Вот он ставит своих коней плашмя к противнику – так, как они расположены на диаграммах. Вот он уже говорит «j’adoube», поправлял идеально стоящие фигуры; и фразу эту, и само движение он повторит не раз во время партии. Начинается тур, он принимает боевую стойку: изогнувшись по-кошачьи и подавшись вперед, обхватывает виски руками, он весь – концентрация и напор, взор устремлен на доску. Время от времени он выпрямляется и, отбрасывая назад длинные волосы, снова занимает прежнюю позицию. На запястье одной руки – золотая цепочка с надписью «Тоnу», на пальце другой – перстень. Вот он достает большой платок и, несмотря на отсутствие какого-либо насморка, начинает трубно прочищать нос, повторяя периодически эту процедуру по ходу игры.
Партнер погрузился в раздумье; Тони встает, опоясывающим движением подтягивая штаны. Пришло время что-нибудь выпить, и вот уже стакан в его руках: двухлитровый кувшин молока, всегда стоявший в холодильнике игрового зала на турнире в Тилбурге, постепенно пустел к концу тура. Изредка он отрыгивает, когда заслоняя рот рукой, когда – нет. Иногда бросает короткие блики на соперника, в них всё: усмешка, торжество, тревога, удивление, презрение – в зависимости от положения на доске. Он никогда не смотрит, как это делают робкие души, в глаза остановившихся у столика коллег, чтобы прочесть оценку позиции в их глазах: он привык полагаться только на самого себя, и ему нет дела до того, что думают другие.

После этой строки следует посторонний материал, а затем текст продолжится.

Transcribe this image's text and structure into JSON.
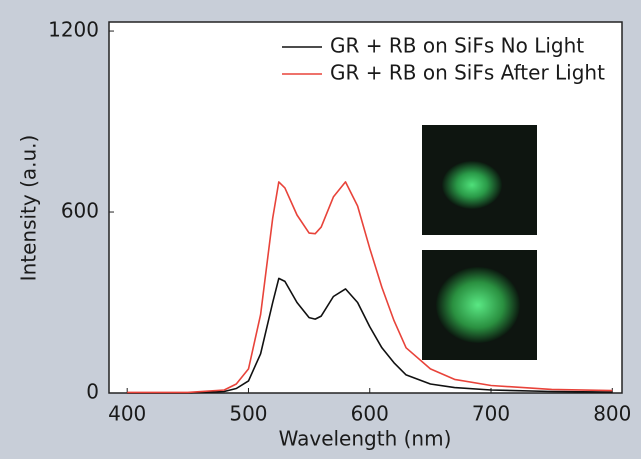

Наступает цейтнот. Выпрямляясь на стуле. Тони разводит руками, отстраняя вторгшихся в поле его зрения, в его жизненное пространство людей, стоящих вокруг столика: участников, судей, демонстраторов.

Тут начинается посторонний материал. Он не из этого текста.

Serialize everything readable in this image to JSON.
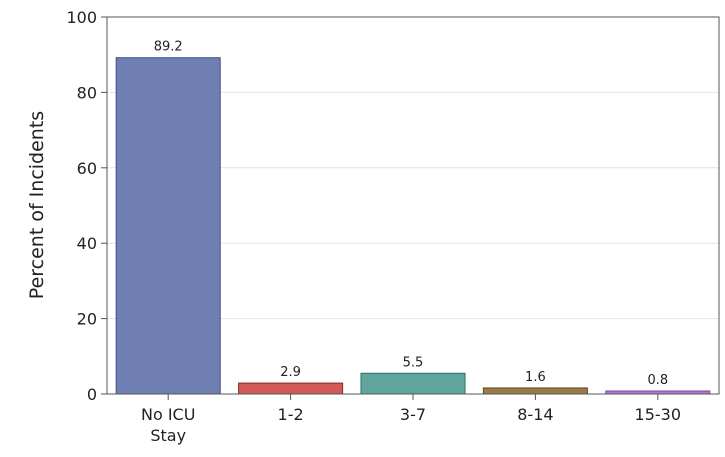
{
  "chart_data": {
    "type": "bar",
    "categories": [
      [
        "No ICU",
        "Stay"
      ],
      [
        "1-2"
      ],
      [
        "3-7"
      ],
      [
        "8-14"
      ],
      [
        "15-30"
      ]
    ],
    "values": [
      89.2,
      2.9,
      5.5,
      1.6,
      0.8
    ],
    "value_labels": [
      "89.2",
      "2.9",
      "5.5",
      "1.6",
      "0.8"
    ],
    "colors": [
      "#6f7fb4",
      "#d05a57",
      "#5fa59b",
      "#9a7a4a",
      "#b278cf"
    ],
    "stroke_colors": [
      "#3d4f86",
      "#8e2a28",
      "#2f6f67",
      "#5e4722",
      "#7b47a0"
    ],
    "title": "",
    "xlabel": "",
    "ylabel": "Percent of Incidents",
    "ylim": [
      0,
      100
    ],
    "yticks": [
      0,
      20,
      40,
      60,
      80,
      100
    ],
    "grid": true,
    "legend": "none"
  }
}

В партии – глубокий эндшпиль, его пешка достигла предпоследней горизонтали, сейчас он превратит ее – в ладью? в слона? Это встречалось не раз в его партиях, в том числе и в наших. Вот уже разменены все фигуры, исчезла с доски последняя пешка, но он любит позиции, когда на доске остается только по королю. И такое случалось у нас.

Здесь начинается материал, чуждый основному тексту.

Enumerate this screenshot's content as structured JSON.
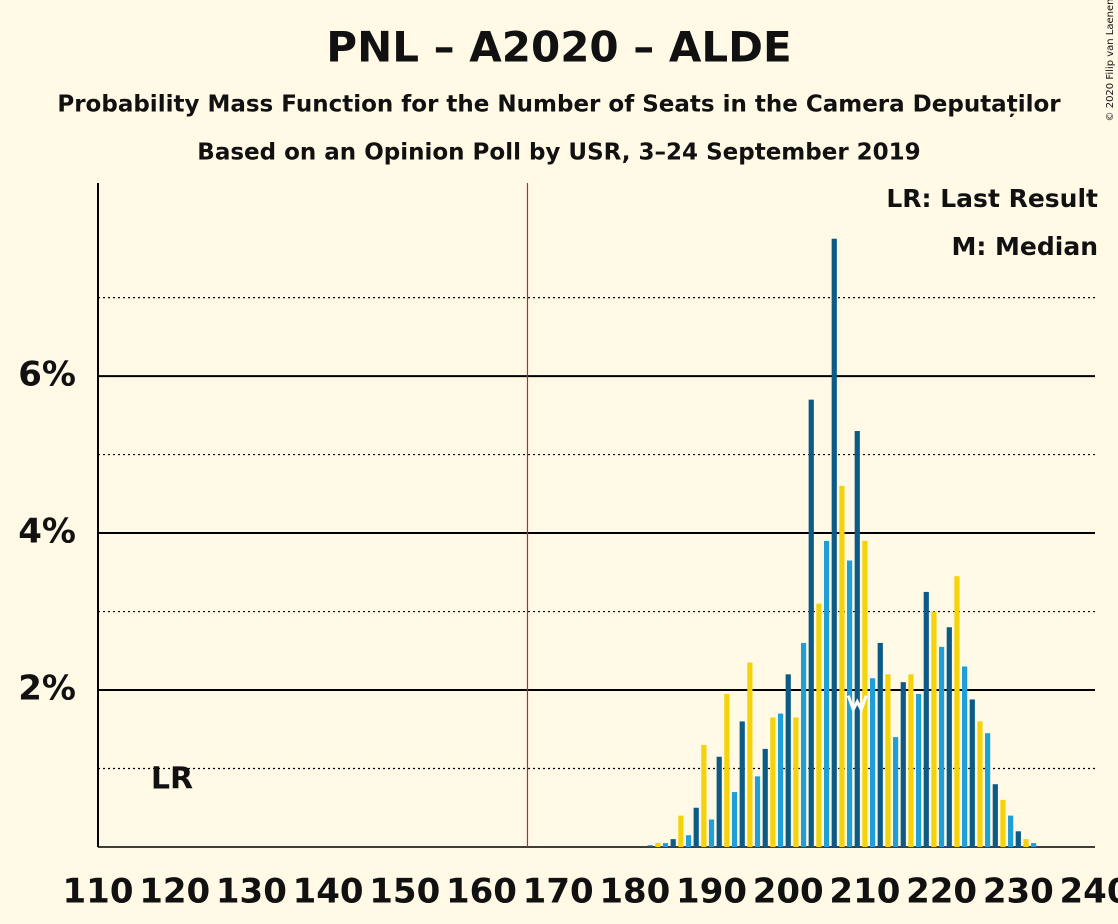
{
  "chart_data": {
    "type": "bar",
    "title": "PNL – A2020 – ALDE",
    "subtitle": "Probability Mass Function for the Number of Seats in the Camera Deputaților",
    "subtitle2": "Based on an Opinion Poll by USR, 3–24 September 2019",
    "copyright": "© 2020 Filip van Laenen",
    "legend_lr": "LR: Last Result",
    "legend_m": "M: Median",
    "lr_label": "LR",
    "last_result": 166,
    "median": 209,
    "median_value": 1.75,
    "palette": [
      "#0c5b87",
      "#f5d20a",
      "#1e9fd8"
    ],
    "x": [
      110,
      111,
      112,
      113,
      114,
      115,
      116,
      117,
      118,
      119,
      120,
      121,
      122,
      123,
      124,
      125,
      126,
      127,
      128,
      129,
      130,
      131,
      132,
      133,
      134,
      135,
      136,
      137,
      138,
      139,
      140,
      141,
      142,
      143,
      144,
      145,
      146,
      147,
      148,
      149,
      150,
      151,
      152,
      153,
      154,
      155,
      156,
      157,
      158,
      159,
      160,
      161,
      162,
      163,
      164,
      165,
      166,
      167,
      168,
      169,
      170,
      171,
      172,
      173,
      174,
      175,
      176,
      177,
      178,
      179,
      180,
      181,
      182,
      183,
      184,
      185,
      186,
      187,
      188,
      189,
      190,
      191,
      192,
      193,
      194,
      195,
      196,
      197,
      198,
      199,
      200,
      201,
      202,
      203,
      204,
      205,
      206,
      207,
      208,
      209,
      210,
      211,
      212,
      213,
      214,
      215,
      216,
      217,
      218,
      219,
      220,
      221,
      222,
      223,
      224,
      225,
      226,
      227,
      228,
      229,
      230,
      231,
      232,
      233,
      234,
      235,
      236,
      237,
      238,
      239,
      240
    ],
    "values": [
      0,
      0,
      0,
      0,
      0,
      0,
      0,
      0,
      0,
      0,
      0,
      0,
      0,
      0,
      0,
      0,
      0,
      0,
      0,
      0,
      0,
      0,
      0,
      0,
      0,
      0,
      0,
      0,
      0,
      0,
      0,
      0,
      0,
      0,
      0,
      0,
      0,
      0,
      0,
      0,
      0,
      0,
      0,
      0,
      0,
      0,
      0,
      0,
      0,
      0,
      0,
      0,
      0,
      0,
      0,
      0,
      0,
      0,
      0,
      0,
      0,
      0,
      0,
      0,
      0,
      0,
      0,
      0,
      0,
      0,
      0,
      0,
      0.02,
      0.05,
      0.05,
      0.1,
      0.4,
      0.15,
      0.5,
      1.3,
      0.35,
      1.15,
      1.95,
      0.7,
      1.6,
      2.35,
      0.9,
      1.25,
      1.65,
      1.7,
      2.2,
      1.65,
      2.6,
      5.7,
      3.1,
      3.9,
      7.75,
      4.6,
      3.65,
      5.3,
      3.9,
      2.15,
      2.6,
      2.2,
      1.4,
      2.1,
      2.2,
      1.95,
      3.25,
      3.0,
      2.55,
      2.8,
      3.45,
      2.3,
      1.88,
      1.6,
      1.45,
      0.8,
      0.6,
      0.4,
      0.2,
      0.1,
      0.05,
      0,
      0,
      0,
      0,
      0,
      0,
      0,
      0
    ],
    "xlim": [
      110,
      240
    ],
    "xticks": [
      110,
      120,
      130,
      140,
      150,
      160,
      170,
      180,
      190,
      200,
      210,
      220,
      230,
      240
    ],
    "ylim": [
      0,
      8.46
    ],
    "yticks": [
      {
        "value": 2,
        "label": "2%"
      },
      {
        "value": 4,
        "label": "4%"
      },
      {
        "value": 6,
        "label": "6%"
      }
    ],
    "minor_yticks": [
      1,
      3,
      5,
      7
    ],
    "grid": true
  }
}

Партия кончилась: часы снимаются с бланка, вот они снова на запястье, пошло обычное время. В анализе после игры он никогда не проявлял снисходительности к партнеру, даже после выигрыша, отпуская время от времени короткие шутливые замечания.
Точно таким же был и стиль Тони Майлса – автора многочисленных статей и комментариев. Отличительные качества их: специфический юмор, скептицизм, ирония и самоирония, безжалостность в оценке соперника, да и самого себя. Он, разумеется, избегал цитировать кого бы то ни было: в шахматах, как и в жизни, для него не существовало авторитетов. Он был мастером коротких уколов, саркастичных замечаний и никогда не лез за словом в карман. Рецензия на одну из шахматных книг, написанная Майлсом, состояла из одного-единственного слова: барахло.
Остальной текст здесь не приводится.